Alla ricerca della persistenza dei rituali di Maggio nella nostra Penisola ci siamo ritrovati nuovamente nel Frignano, vale a dire l’alto Appennino Modenese, terra ricca di Tradizione e magia particolarmente cara al nostro Sodalizio, dove rivivono nei volti, nei nomi locali di cose e luoghi, nelle leggende e tradizioni e persino nella cucina praticamente tutte le diramazioni etniche e tradizionali che hanno contribuito a forgiare la particolarità di questa contrada appenninica, Celti, Liguri e Romani in primis, ma anche remote influenze Etrusche e più tardive commistioni Germaniche.

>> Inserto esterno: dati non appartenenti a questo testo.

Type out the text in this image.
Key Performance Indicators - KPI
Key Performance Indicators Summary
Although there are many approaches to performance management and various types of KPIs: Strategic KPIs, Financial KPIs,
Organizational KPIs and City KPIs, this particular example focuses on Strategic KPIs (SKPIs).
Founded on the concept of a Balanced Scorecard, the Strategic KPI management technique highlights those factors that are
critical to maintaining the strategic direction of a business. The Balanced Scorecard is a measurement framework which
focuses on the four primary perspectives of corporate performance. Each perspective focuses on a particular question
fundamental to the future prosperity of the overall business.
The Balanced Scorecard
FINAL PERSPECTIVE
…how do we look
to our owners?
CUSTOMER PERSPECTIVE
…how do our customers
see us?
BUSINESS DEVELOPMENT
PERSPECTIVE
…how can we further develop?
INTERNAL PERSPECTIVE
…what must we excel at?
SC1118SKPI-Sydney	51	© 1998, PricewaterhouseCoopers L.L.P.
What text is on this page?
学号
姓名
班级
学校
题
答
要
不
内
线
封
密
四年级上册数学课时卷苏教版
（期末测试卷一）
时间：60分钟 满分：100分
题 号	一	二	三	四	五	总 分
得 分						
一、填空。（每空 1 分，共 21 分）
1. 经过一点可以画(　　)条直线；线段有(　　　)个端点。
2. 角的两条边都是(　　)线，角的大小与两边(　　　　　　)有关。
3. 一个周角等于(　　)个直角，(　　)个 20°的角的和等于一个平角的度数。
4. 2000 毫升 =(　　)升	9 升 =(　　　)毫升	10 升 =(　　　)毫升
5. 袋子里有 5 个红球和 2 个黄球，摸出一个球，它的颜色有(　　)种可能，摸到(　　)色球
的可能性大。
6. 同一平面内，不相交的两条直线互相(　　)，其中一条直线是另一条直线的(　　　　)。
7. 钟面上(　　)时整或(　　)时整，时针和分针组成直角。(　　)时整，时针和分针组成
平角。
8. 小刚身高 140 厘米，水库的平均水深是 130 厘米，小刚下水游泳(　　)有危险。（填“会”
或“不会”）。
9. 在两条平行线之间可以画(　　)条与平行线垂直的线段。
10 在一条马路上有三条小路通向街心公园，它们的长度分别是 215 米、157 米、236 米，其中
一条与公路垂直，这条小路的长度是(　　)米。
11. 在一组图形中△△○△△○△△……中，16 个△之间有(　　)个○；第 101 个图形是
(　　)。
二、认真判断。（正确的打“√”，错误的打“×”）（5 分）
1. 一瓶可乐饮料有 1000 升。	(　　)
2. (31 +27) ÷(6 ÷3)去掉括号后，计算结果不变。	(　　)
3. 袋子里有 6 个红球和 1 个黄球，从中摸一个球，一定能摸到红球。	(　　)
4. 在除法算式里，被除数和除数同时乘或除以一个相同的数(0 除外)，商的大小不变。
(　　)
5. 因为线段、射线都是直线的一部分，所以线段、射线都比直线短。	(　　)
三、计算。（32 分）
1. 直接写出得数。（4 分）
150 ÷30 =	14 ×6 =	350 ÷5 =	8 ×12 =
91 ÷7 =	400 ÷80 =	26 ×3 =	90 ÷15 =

Ascrivibili alle tracce che la Romanità ha lasciato nel Frignano sono probabilmente le tradizioni legate al Cantar di Maggio, festeggiamenti di natura canora e celebrativa. Queste feste contadine, diffuse non solo nel Frignano ma in tutta l’Alta Italia da Umbria e Toscana fino a Piemonte e Lombardia passando per la Liguria, con probabile epicentro nell’etno-regione delle Quattro Province sono grosso modo identificabili in due filoni principali, uno di aspetto ‘civile’ e giulivo, l’altro di aspetto legato alla sfera religiosa e funebre, attinente ad un altro e maggiormente inquietante aspetto che andremo a discutere in seguito.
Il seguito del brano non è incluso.